The stories behind the tracks that will finally see the light of day for the album's 25th-anniversary rerelease
In late 1986, Michael Jackson was pacing in Westlake Audio's Studio D, singing to himself: "I feel so bad, I feel really bad, God music makes me feel good."
"At the time, we had no idea the name of the album was going to be called Bad," jokes assistant engineer, Russ Ragsdale.
It wasn't the only revelation for the crew at Westlake. It turned out in the interval between Thriller and the official start of the Bad sessions, Jackson had written some 60-70 new songs. Eleven ended up on the official album, leaving numerous great tracks on the cutting room floor in various stages.
Over the past couple of years, under the direction of Jackson's estate, a team has been carefully archiving and digitizing these demos. "Some tracks we found were very early recordings," says Jackson estate co-executor John Branca. "Some were actually so complete that any other artist but Michael Jackson might consider them finished tracks. Still others were in between." Of these, six demos were chosen for Disc 2 of the forthcoming Bad 25 box set (out September 18).
Recently I was given an exclusive listen to these never-before-heard demos. I was struck by how finished and enjoyable they are. These are not mere song fragments. While the production on a couple of them sounds a bit dated, all have great hooks and choruses. What makes them really special, though, is their authenticity. None have been given a modern makeover. What they offer is a more intimate picture of Jackson the recording artist, circa 1985-87. We hear his ideas, his warmth, his pain, his humor, and his energy. The best of the bunch, for me, is the gorgeous mid-tempo ballad, "I'm So Blue," though a case could easily be made for the edgy rhythm tracks, "Price of Fame" and "Al Capone." Each of these six demos (and two others that had been previously released) contains its own unique imprint—and most importantly, all are 100 percent real, unembellished Michael Jackson.
What follows is a track-by-track review with additional insights from recording engineer and longtime Jackson friend, Matt Forger:
"Don't Be Messin' 'Round"
I wrote an in-depth piece on the making of this infectious, Bossa Nova-styled rhythm track back in June when it was released as a B-side to Jackson's No. 1 hit ballad, "I Just Can't Stop Loving You." You can read that piece here.

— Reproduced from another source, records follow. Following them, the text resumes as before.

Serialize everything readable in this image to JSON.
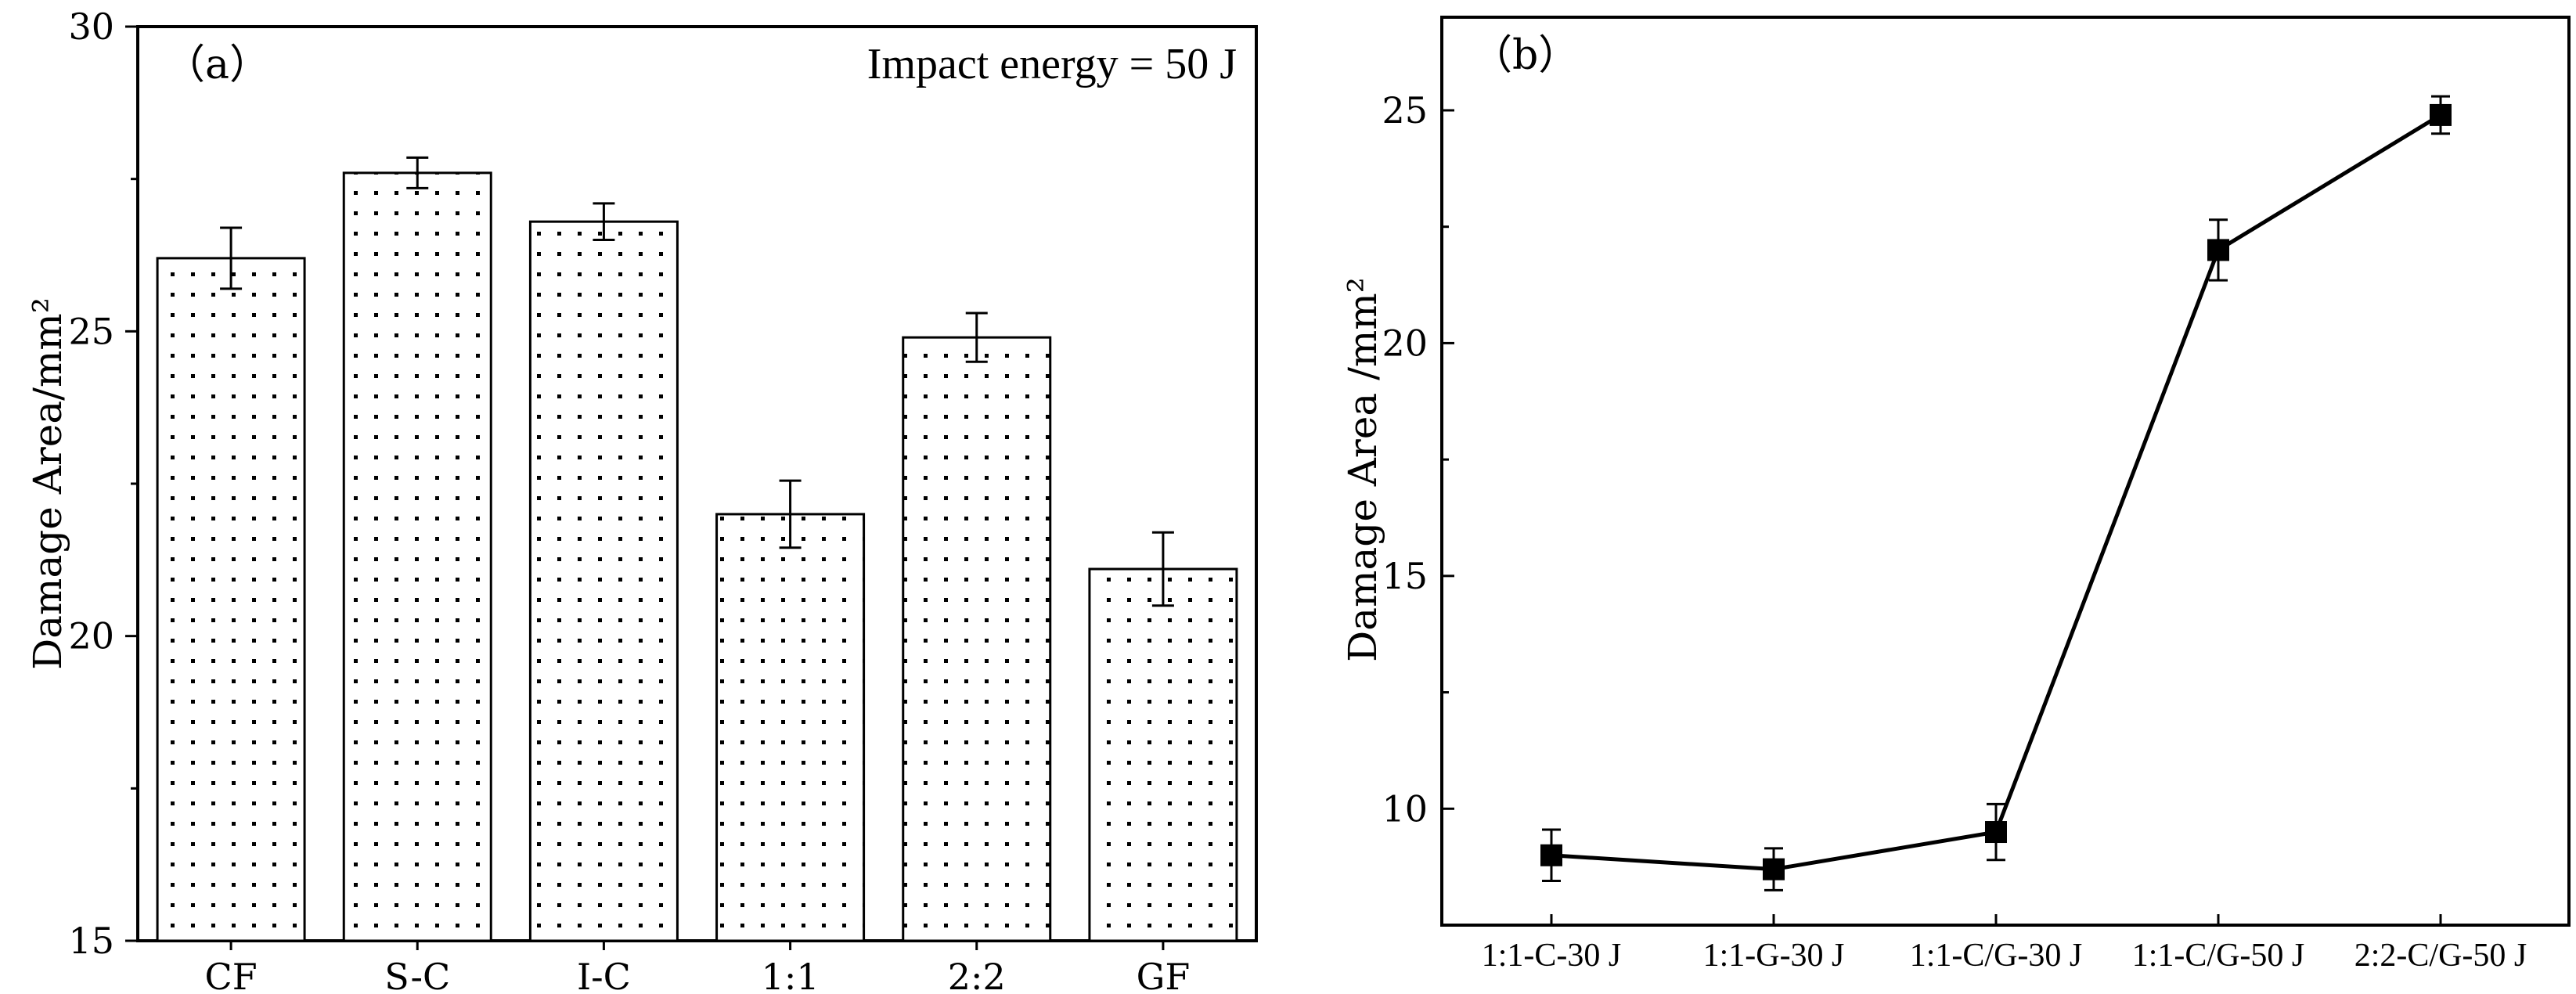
{
  "chart_data": [
    {
      "type": "bar",
      "panel_label": "（a）",
      "annotation": "Impact energy = 50 J",
      "title": "",
      "xlabel": "",
      "ylabel": "Damage Area/mm²",
      "categories": [
        "CF",
        "S-C",
        "I-C",
        "1:1",
        "2:2",
        "GF"
      ],
      "values": [
        26.2,
        27.6,
        26.8,
        22.0,
        24.9,
        21.1
      ],
      "errors": [
        0.5,
        0.25,
        0.3,
        0.55,
        0.4,
        0.6
      ],
      "ylim": [
        15,
        30
      ],
      "yticks": [
        15,
        20,
        25,
        30
      ],
      "ytick_labels": [
        "15",
        "20",
        "25",
        "30"
      ],
      "fill_pattern": "dots",
      "grid": false
    },
    {
      "type": "line",
      "panel_label": "（b）",
      "title": "",
      "xlabel": "",
      "ylabel": "Damage Area /mm²",
      "categories": [
        "1:1-C-30 J",
        "1:1-G-30 J",
        "1:1-C/G-30 J",
        "1:1-C/G-50 J",
        "2:2-C/G-50 J"
      ],
      "values": [
        9.0,
        8.7,
        9.5,
        22.0,
        24.9
      ],
      "errors": [
        0.55,
        0.45,
        0.6,
        0.65,
        0.4
      ],
      "ylim": [
        7.5,
        27
      ],
      "yticks": [
        10,
        15,
        20,
        25
      ],
      "ytick_labels": [
        "10",
        "15",
        "20",
        "25"
      ],
      "marker": "square",
      "grid": false
    }
  ]
}
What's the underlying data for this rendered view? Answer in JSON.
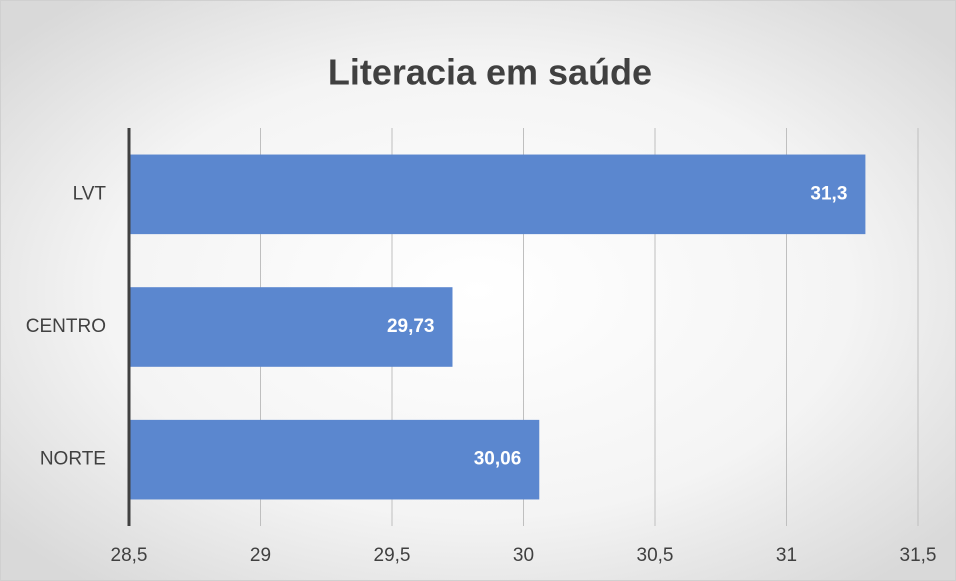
{
  "chart_data": {
    "type": "barh",
    "title": "Literacia em saúde",
    "categories": [
      "LVT",
      "CENTRO",
      "NORTE"
    ],
    "values": [
      31.3,
      29.73,
      30.06
    ],
    "value_labels": [
      "31,3",
      "29,73",
      "30,06"
    ],
    "color": "#5b87cf",
    "xlim": [
      28.5,
      31.5
    ],
    "xticks": [
      {
        "value": 28.5,
        "label": "28,5"
      },
      29,
      {
        "value": 29.5,
        "label": "29,5"
      },
      30,
      {
        "value": 30.5,
        "label": "30,5"
      },
      31,
      {
        "value": 31.5,
        "label": "31,5"
      }
    ],
    "grid": true
  }
}
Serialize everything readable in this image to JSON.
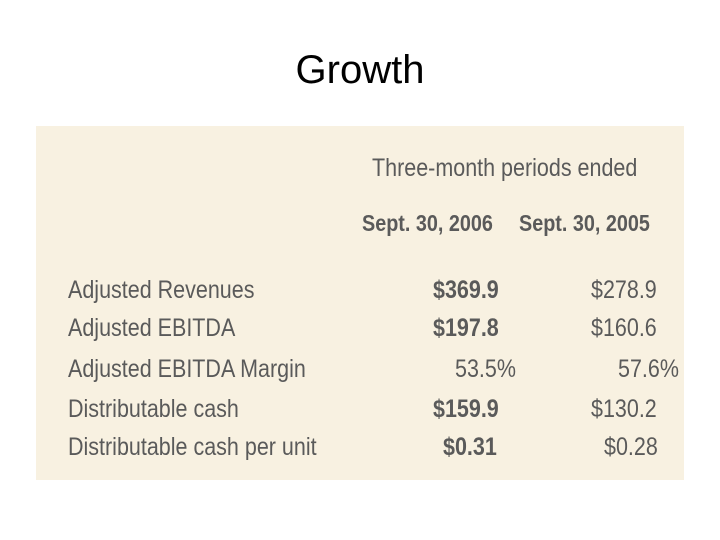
{
  "slide": {
    "title": "Growth"
  },
  "table": {
    "group_header": "Three-month periods ended",
    "columns": [
      "Sept. 30, 2006",
      "Sept. 30, 2005"
    ],
    "rows": [
      {
        "label": "Adjusted Revenues",
        "values": [
          "$369.9",
          "$278.9"
        ]
      },
      {
        "label": "Adjusted EBITDA",
        "values": [
          "$197.8",
          "$160.6"
        ]
      },
      {
        "label": "Adjusted EBITDA Margin",
        "values": [
          "53.5%",
          "57.6%"
        ]
      },
      {
        "label": "Distributable cash",
        "values": [
          "$159.9",
          "$130.2"
        ]
      },
      {
        "label": "Distributable cash per unit",
        "values": [
          "$0.31",
          "$0.28"
        ]
      }
    ]
  },
  "colors": {
    "panel_background": "#f8f1e1",
    "table_text": "#5a5a5a",
    "title_text": "#000000"
  }
}
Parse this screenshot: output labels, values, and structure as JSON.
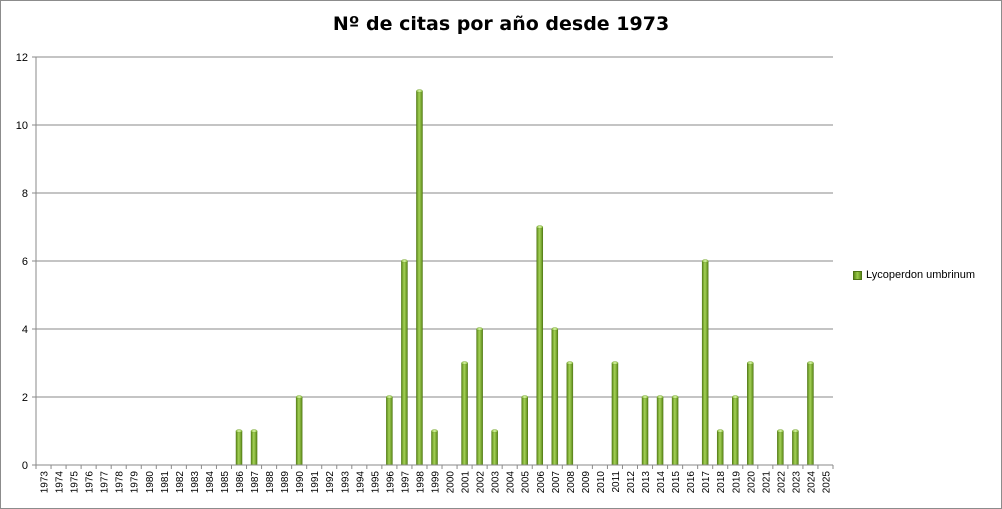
{
  "chart_data": {
    "type": "bar",
    "title": "Nº de citas por año desde 1973",
    "xlabel": "",
    "ylabel": "",
    "ylim": [
      0,
      12
    ],
    "yticks": [
      0,
      2,
      4,
      6,
      8,
      10,
      12
    ],
    "grid": true,
    "legend_position": "right",
    "categories": [
      "1973",
      "1974",
      "1975",
      "1976",
      "1977",
      "1978",
      "1979",
      "1980",
      "1981",
      "1982",
      "1983",
      "1984",
      "1985",
      "1986",
      "1987",
      "1988",
      "1989",
      "1990",
      "1991",
      "1992",
      "1993",
      "1994",
      "1995",
      "1996",
      "1997",
      "1998",
      "1999",
      "2000",
      "2001",
      "2002",
      "2003",
      "2004",
      "2005",
      "2006",
      "2007",
      "2008",
      "2009",
      "2010",
      "2011",
      "2012",
      "2013",
      "2014",
      "2015",
      "2016",
      "2017",
      "2018",
      "2019",
      "2020",
      "2021",
      "2022",
      "2023",
      "2024",
      "2025"
    ],
    "series": [
      {
        "name": "Lycoperdon umbrinum",
        "color": "#7fb236",
        "values": [
          0,
          0,
          0,
          0,
          0,
          0,
          0,
          0,
          0,
          0,
          0,
          0,
          0,
          1,
          1,
          0,
          0,
          2,
          0,
          0,
          0,
          0,
          0,
          2,
          6,
          11,
          1,
          0,
          3,
          4,
          1,
          0,
          2,
          7,
          4,
          3,
          0,
          0,
          3,
          0,
          2,
          2,
          2,
          0,
          6,
          1,
          2,
          3,
          0,
          1,
          1,
          3,
          0
        ]
      }
    ]
  }
}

A fan favorite (and a song Jackson worked on many years and for which he had great affection), it is an appropriate opener to this collection. Some day it would be fascinating for listeners to hear the extended cuts (many of Jackson's songs and demos have longer versions which he often reluctantly trimmed down at Quincy Jones's bequest) as well as its later re-incarnations.
Matt Forger:"The thing I love about these demos is the rawness. Michael had the freedom to just get the expression out there without thinking, 'Oh, Quincy is going to be judging the vocal, or it has to be perfect.' It's just Michael going for it, experimenting, having fun."
Jackson wrote, "I have to do it in a way so I don't offend girls who have gotten abortions or bring back guilt trips so it has to be done carefully....I have to really think about it."
"I'm So Blue"
This is a simple but beautiful ballad about singing to keep the blues away. Its languid, wistful feel is augmented by a lush keyboard bed, airy strings and soulful harmonica. It conjures a warm, summer dusk as Jackson narrates a tale of lost love. "I've been singing for so very long," he laments. "Still I'm crying/ Tell me what should I do." The wordless chorus (sha da da da da da da) is a resigned sigh. Like the blues men of old, he takes refuge from his loneliness and sorrow in the music.
Matt Forger: "This was a song Michael worked on with me and Bill Bottrell. It was already mixed from that era. It's a mid-tempo, melancholy, rainy-day-by-the-fireplace kind of song. It's a bit reminiscent of Stevie Wonder—the harmonica, the tonality. Stevie was a big part of Michael's life. It's not unusual that you would see that influence in his work."
Jackson isn't the first recording artist to explore the controversial subject of abortion in song. It has also surfaced in the work of Neil Young, Madonna, Sinead O'Connor, and Lauryn Hill, among others. In "Abortion Papers," Jackson approaches the matter carefully (and ambiguously): rather than presenting a dogmatic political perspective, he personalizes it through the story of a conflicted girl raised in a deeply religious home and her Bible-admonishing father. In his notes for the track, Jackson wrote, "I have to do it in a way so I don't offend girls who have gotten abortions or bring back guilt trips so it has to be done carefully....I have to really think about it." Jackson narrates the track with a strong, passionate vocal. Ironically, the main drawback of the track is its catchiness. It feels a bit strange wanting to dance and sing along to a song about abortion, but that's exactly what the addictive groove inspires. Kudos to Jackson for attempting to tackle a sensitive issue in a thoughtful manner, though it appears even he wasn't quite sure about how it would play to listeners.